Theodore Roosevelt Statue Removed From New York Museum

By Zachary Stieber
Zachary Stieber
Zachary Stieber
Zachary Stieber is a senior reporter for The Epoch Times based in Maryland. He covers U.S. and world news.
January 20, 2022Updated: January 21, 2022

A statue of President Theodore Roosevelt was removed from outside of a major New York museum on Jan. 19 after officials decided that the way it was structured is racist.

The statue, created by James Earle Fraser, was placed just outside the American Museum of Natural History, located in the Upper West Side neighborhood of Manhattan, in 1940. It depicts Roosevelt astride a horse with a Native American man and an African American man on each side of him.

Officials said the composition of the statue was racist and voted in 2021 to remove it.

“The Statue has long been controversial because of the hierarchical composition that places one figure on horseback and the others walking alongside, and many of us find its depictions of the Native American and African figures and their placement in the monument racist,” staffers at the museum said in a memorandum requesting the statue’s removal, which prompted a unanimous vote by the city’s Public Design Commission.

Theodore Roosevelt IV, the great-grandson of the former president and a museum trustee, supported the removal, saying that the statue doesn’t reflect his relative’s legacy.

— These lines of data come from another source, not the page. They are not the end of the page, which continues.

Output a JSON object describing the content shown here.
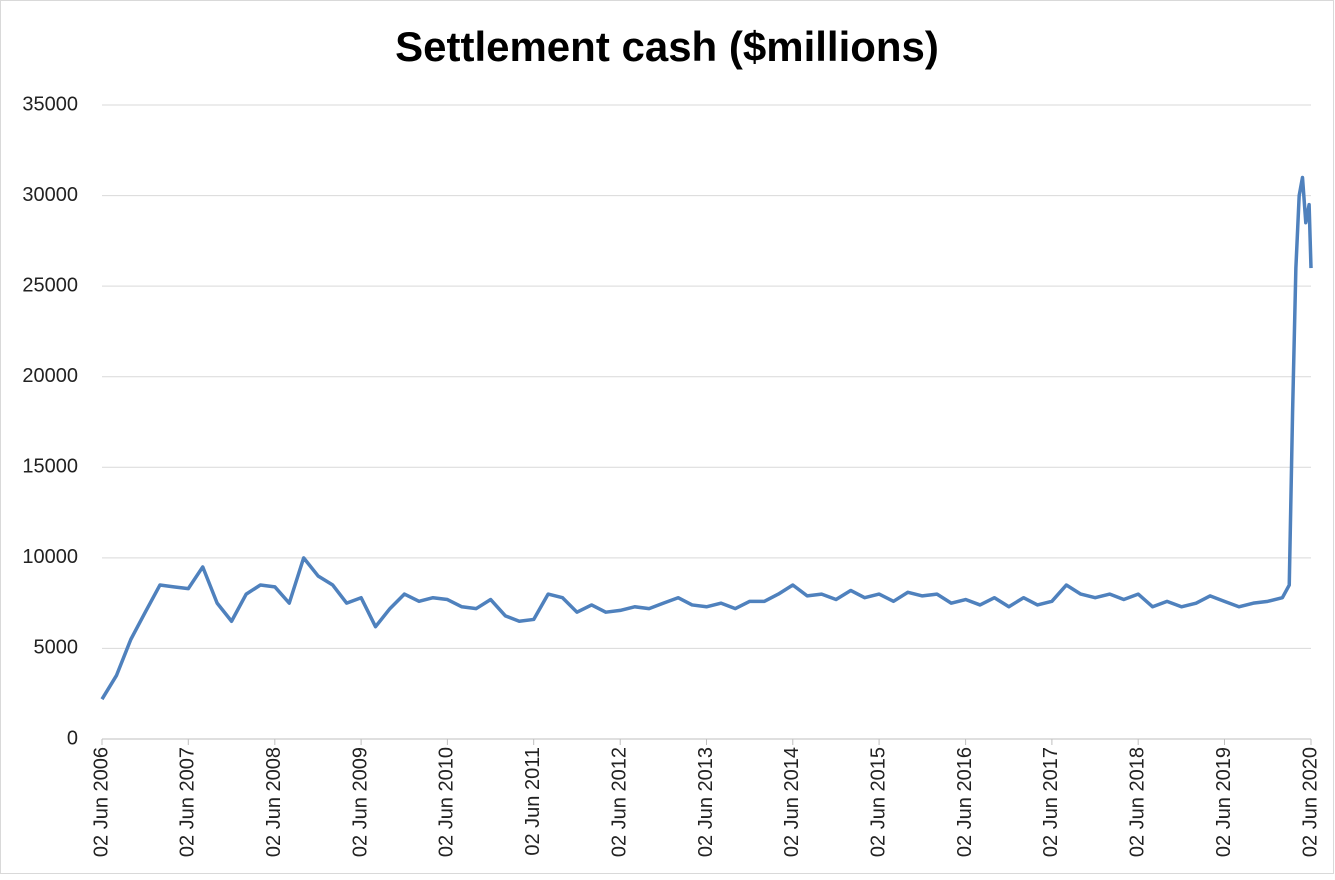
{
  "chart_data": {
    "type": "line",
    "title": "Settlement cash ($millions)",
    "x": [
      "2006-06-02",
      "2006-08-02",
      "2006-10-02",
      "2006-12-02",
      "2007-02-02",
      "2007-04-02",
      "2007-06-02",
      "2007-08-02",
      "2007-10-02",
      "2007-12-02",
      "2008-02-02",
      "2008-04-02",
      "2008-06-02",
      "2008-08-02",
      "2008-10-02",
      "2008-12-02",
      "2009-02-02",
      "2009-04-02",
      "2009-06-02",
      "2009-08-02",
      "2009-10-02",
      "2009-12-02",
      "2010-02-02",
      "2010-04-02",
      "2010-06-02",
      "2010-08-02",
      "2010-10-02",
      "2010-12-02",
      "2011-02-02",
      "2011-04-02",
      "2011-06-02",
      "2011-08-02",
      "2011-10-02",
      "2011-12-02",
      "2012-02-02",
      "2012-04-02",
      "2012-06-02",
      "2012-08-02",
      "2012-10-02",
      "2012-12-02",
      "2013-02-02",
      "2013-04-02",
      "2013-06-02",
      "2013-08-02",
      "2013-10-02",
      "2013-12-02",
      "2014-02-02",
      "2014-04-02",
      "2014-06-02",
      "2014-08-02",
      "2014-10-02",
      "2014-12-02",
      "2015-02-02",
      "2015-04-02",
      "2015-06-02",
      "2015-08-02",
      "2015-10-02",
      "2015-12-02",
      "2016-02-02",
      "2016-04-02",
      "2016-06-02",
      "2016-08-02",
      "2016-10-02",
      "2016-12-02",
      "2017-02-02",
      "2017-04-02",
      "2017-06-02",
      "2017-08-02",
      "2017-10-02",
      "2017-12-02",
      "2018-02-02",
      "2018-04-02",
      "2018-06-02",
      "2018-08-02",
      "2018-10-02",
      "2018-12-02",
      "2019-02-02",
      "2019-04-02",
      "2019-06-02",
      "2019-08-02",
      "2019-10-02",
      "2019-12-02",
      "2020-02-02",
      "2020-03-02",
      "2020-03-16",
      "2020-03-30",
      "2020-04-13",
      "2020-04-27",
      "2020-05-11",
      "2020-05-25",
      "2020-06-02"
    ],
    "series": [
      {
        "name": "Settlement cash",
        "color": "#4f81bd",
        "values": [
          2200,
          3500,
          5500,
          7000,
          8500,
          8400,
          8300,
          9500,
          7500,
          6500,
          8000,
          8500,
          8400,
          7500,
          10000,
          9000,
          8500,
          7500,
          7800,
          6200,
          7200,
          8000,
          7600,
          7800,
          7700,
          7300,
          7200,
          7700,
          6800,
          6500,
          6600,
          8000,
          7800,
          7000,
          7400,
          7000,
          7100,
          7300,
          7200,
          7500,
          7800,
          7400,
          7300,
          7500,
          7200,
          7600,
          7600,
          8000,
          8500,
          7900,
          8000,
          7700,
          8200,
          7800,
          8000,
          7600,
          8100,
          7900,
          8000,
          7500,
          7700,
          7400,
          7800,
          7300,
          7800,
          7400,
          7600,
          8500,
          8000,
          7800,
          8000,
          7700,
          8000,
          7300,
          7600,
          7300,
          7500,
          7900,
          7600,
          7300,
          7500,
          7600,
          7800,
          8500,
          18000,
          26000,
          30000,
          31000,
          28500,
          29500,
          26000
        ]
      }
    ],
    "xlim": [
      "2006-06-02",
      "2020-06-02"
    ],
    "xticks": [
      {
        "value": "2006-06-02",
        "label": "02 Jun 2006"
      },
      {
        "value": "2007-06-02",
        "label": "02 Jun 2007"
      },
      {
        "value": "2008-06-02",
        "label": "02 Jun 2008"
      },
      {
        "value": "2009-06-02",
        "label": "02 Jun 2009"
      },
      {
        "value": "2010-06-02",
        "label": "02 Jun 2010"
      },
      {
        "value": "2011-06-02",
        "label": "02 Jun 2011"
      },
      {
        "value": "2012-06-02",
        "label": "02 Jun 2012"
      },
      {
        "value": "2013-06-02",
        "label": "02 Jun 2013"
      },
      {
        "value": "2014-06-02",
        "label": "02 Jun 2014"
      },
      {
        "value": "2015-06-02",
        "label": "02 Jun 2015"
      },
      {
        "value": "2016-06-02",
        "label": "02 Jun 2016"
      },
      {
        "value": "2017-06-02",
        "label": "02 Jun 2017"
      },
      {
        "value": "2018-06-02",
        "label": "02 Jun 2018"
      },
      {
        "value": "2019-06-02",
        "label": "02 Jun 2019"
      },
      {
        "value": "2020-06-02",
        "label": "02 Jun 2020"
      }
    ],
    "ylim": [
      0,
      35000
    ],
    "yticks": [
      0,
      5000,
      10000,
      15000,
      20000,
      25000,
      30000,
      35000
    ],
    "grid": true
  }
}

Crews dismantled the statue on Jan. 20, packaging it for transportation to North Dakota.

The New York museum has agreed to a long-term loan of the statue to the Theodore Roosevelt Presidential Library, which is set to open in Medora, North Dakota, in 2026. Officials at that museum said they find the statue to be problematic, but will work on creating a display that would accompany it.

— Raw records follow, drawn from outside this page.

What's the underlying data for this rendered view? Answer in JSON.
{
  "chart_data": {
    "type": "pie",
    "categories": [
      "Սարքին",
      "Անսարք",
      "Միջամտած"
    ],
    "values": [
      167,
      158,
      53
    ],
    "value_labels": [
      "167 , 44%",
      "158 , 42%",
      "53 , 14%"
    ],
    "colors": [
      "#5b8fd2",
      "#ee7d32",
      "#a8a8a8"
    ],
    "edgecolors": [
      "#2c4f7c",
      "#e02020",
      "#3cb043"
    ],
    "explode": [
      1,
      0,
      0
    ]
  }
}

“Museums are supposed to do hard things,” Edward F. O’Keefe, chief executive of the library’s foundation, said in a previous statement. “It is said that ‘those who do not learn from history are doomed to repeat it,’ and our job is to forthrightly examine history to understand the present and make a better future.”

Statues of historical figures were targeted by protesters and rioters in 2020 after the killing of George Floyd in Minnesota, with a number of such statues being toppled. Staffers at the New York museum said they were “profoundly moved” by the movement for “racial justice” that emerged following Floyd’s death.

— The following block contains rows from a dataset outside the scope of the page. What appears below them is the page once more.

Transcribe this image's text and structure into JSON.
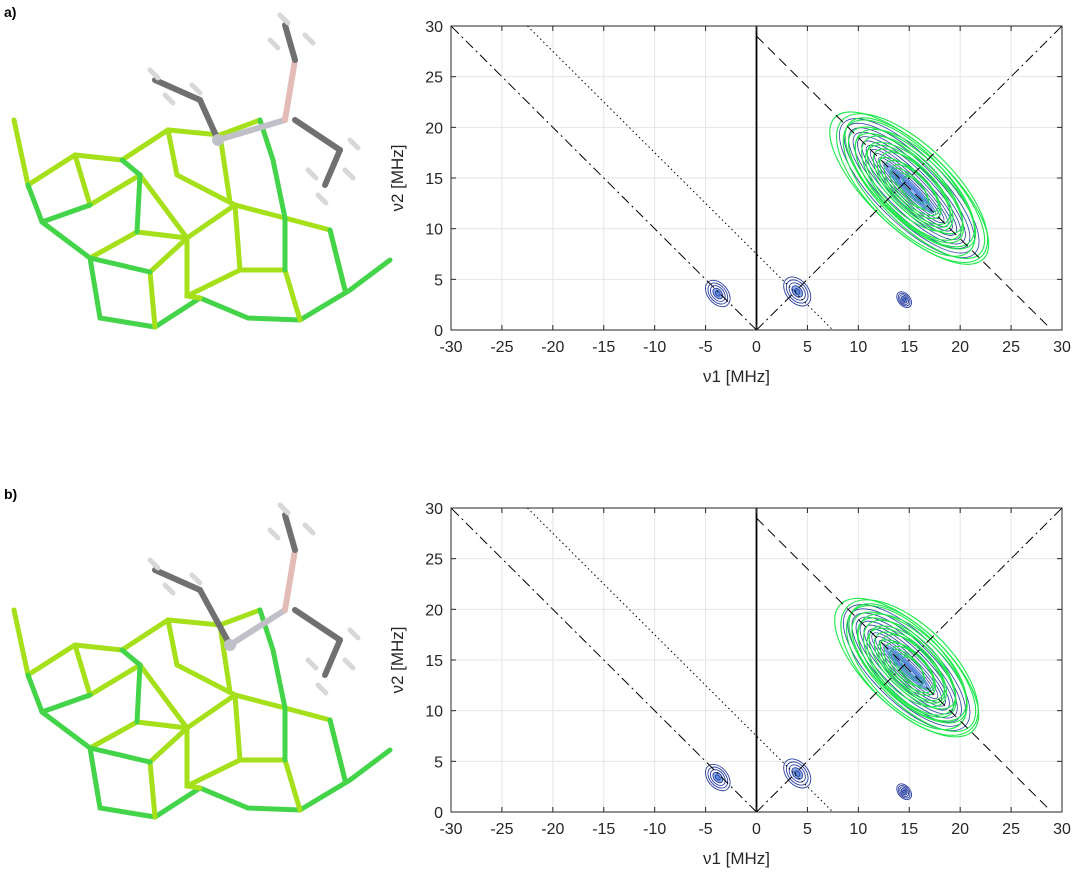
{
  "panels": [
    {
      "label": "a)"
    },
    {
      "label": "b)"
    }
  ],
  "colors": {
    "contour_blue": "#2b3f9e",
    "contour_fill_blue": "#3f74d8",
    "contour_green": "#1ee84a",
    "bond_green": "#44d44a",
    "bond_yellowgreen": "#a6e01a",
    "metal_gray": "#c0c0c8",
    "carbon_gray": "#707070",
    "hydrogen_gray": "#d8d8d8",
    "boron_pink": "#e3bcb8"
  },
  "chart_data": [
    {
      "type": "contour",
      "panel": "a)",
      "xlabel": "ν1 [MHz]",
      "ylabel": "ν2 [MHz]",
      "xlim": [
        -30,
        30
      ],
      "ylim": [
        0,
        30
      ],
      "xticks": [
        "-30",
        "-25",
        "-20",
        "-15",
        "-10",
        "-5",
        "0",
        "5",
        "10",
        "15",
        "20",
        "25",
        "30"
      ],
      "yticks": [
        "0",
        "5",
        "10",
        "15",
        "20",
        "25",
        "30"
      ],
      "grid": true,
      "reference_lines": [
        {
          "style": "dash-dot",
          "from": [
            0,
            0
          ],
          "to": [
            30,
            30
          ]
        },
        {
          "style": "dash-dot",
          "from": [
            0,
            0
          ],
          "to": [
            -30,
            30
          ]
        },
        {
          "style": "dashed",
          "from": [
            0,
            29
          ],
          "to": [
            29,
            0
          ]
        },
        {
          "style": "dotted",
          "from": [
            -22.5,
            30
          ],
          "to": [
            7.5,
            0
          ]
        },
        {
          "style": "solid",
          "from": [
            0,
            0
          ],
          "to": [
            0,
            30
          ]
        }
      ],
      "peaks": [
        {
          "center": [
            -3.8,
            3.6
          ],
          "series": "blue",
          "spread": 1.0
        },
        {
          "center": [
            4.0,
            3.8
          ],
          "series": "blue",
          "spread": 1.1
        },
        {
          "center": [
            14.5,
            14.5
          ],
          "series": "green",
          "extent": [
            [
              8,
              21
            ],
            [
              22,
              7
            ]
          ]
        },
        {
          "center": [
            14.5,
            3.0
          ],
          "series": "blue",
          "spread": 0.6
        }
      ]
    },
    {
      "type": "contour",
      "panel": "b)",
      "xlabel": "ν1 [MHz]",
      "ylabel": "ν2 [MHz]",
      "xlim": [
        -30,
        30
      ],
      "ylim": [
        0,
        30
      ],
      "xticks": [
        "-30",
        "-25",
        "-20",
        "-15",
        "-10",
        "-5",
        "0",
        "5",
        "10",
        "15",
        "20",
        "25",
        "30"
      ],
      "yticks": [
        "0",
        "5",
        "10",
        "15",
        "20",
        "25",
        "30"
      ],
      "grid": true,
      "reference_lines": [
        {
          "style": "dash-dot",
          "from": [
            0,
            0
          ],
          "to": [
            30,
            30
          ]
        },
        {
          "style": "dash-dot",
          "from": [
            0,
            0
          ],
          "to": [
            -30,
            30
          ]
        },
        {
          "style": "dashed",
          "from": [
            0,
            29
          ],
          "to": [
            29,
            0
          ]
        },
        {
          "style": "dotted",
          "from": [
            -22.5,
            30
          ],
          "to": [
            7.5,
            0
          ]
        },
        {
          "style": "solid",
          "from": [
            0,
            0
          ],
          "to": [
            0,
            30
          ]
        }
      ],
      "peaks": [
        {
          "center": [
            -3.8,
            3.4
          ],
          "series": "blue",
          "spread": 1.0
        },
        {
          "center": [
            4.0,
            3.8
          ],
          "series": "blue",
          "spread": 1.1
        },
        {
          "center": [
            14.5,
            14.0
          ],
          "series": "green",
          "extent": [
            [
              8.5,
              20.5
            ],
            [
              21,
              8
            ]
          ]
        },
        {
          "center": [
            14.5,
            2.0
          ],
          "series": "blue",
          "spread": 0.6
        }
      ]
    }
  ]
}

Since then, a number of statues have been removed, including ones depicting President Abraham Lincoln and Confederate Gen. Robert E. Lee.

A statue of Roosevelt, the nation’s president from 1901 to 1909 and the governor of New York from 1899 to 1900, is still up at the center of the Theodore Roosevelt Memorial Hall, which includes exhibits examining the man’s life.

Correction: A previous version of this article inaccurately described the location of Medora. It’s in North Dakota. The Epoch Times regrets the error.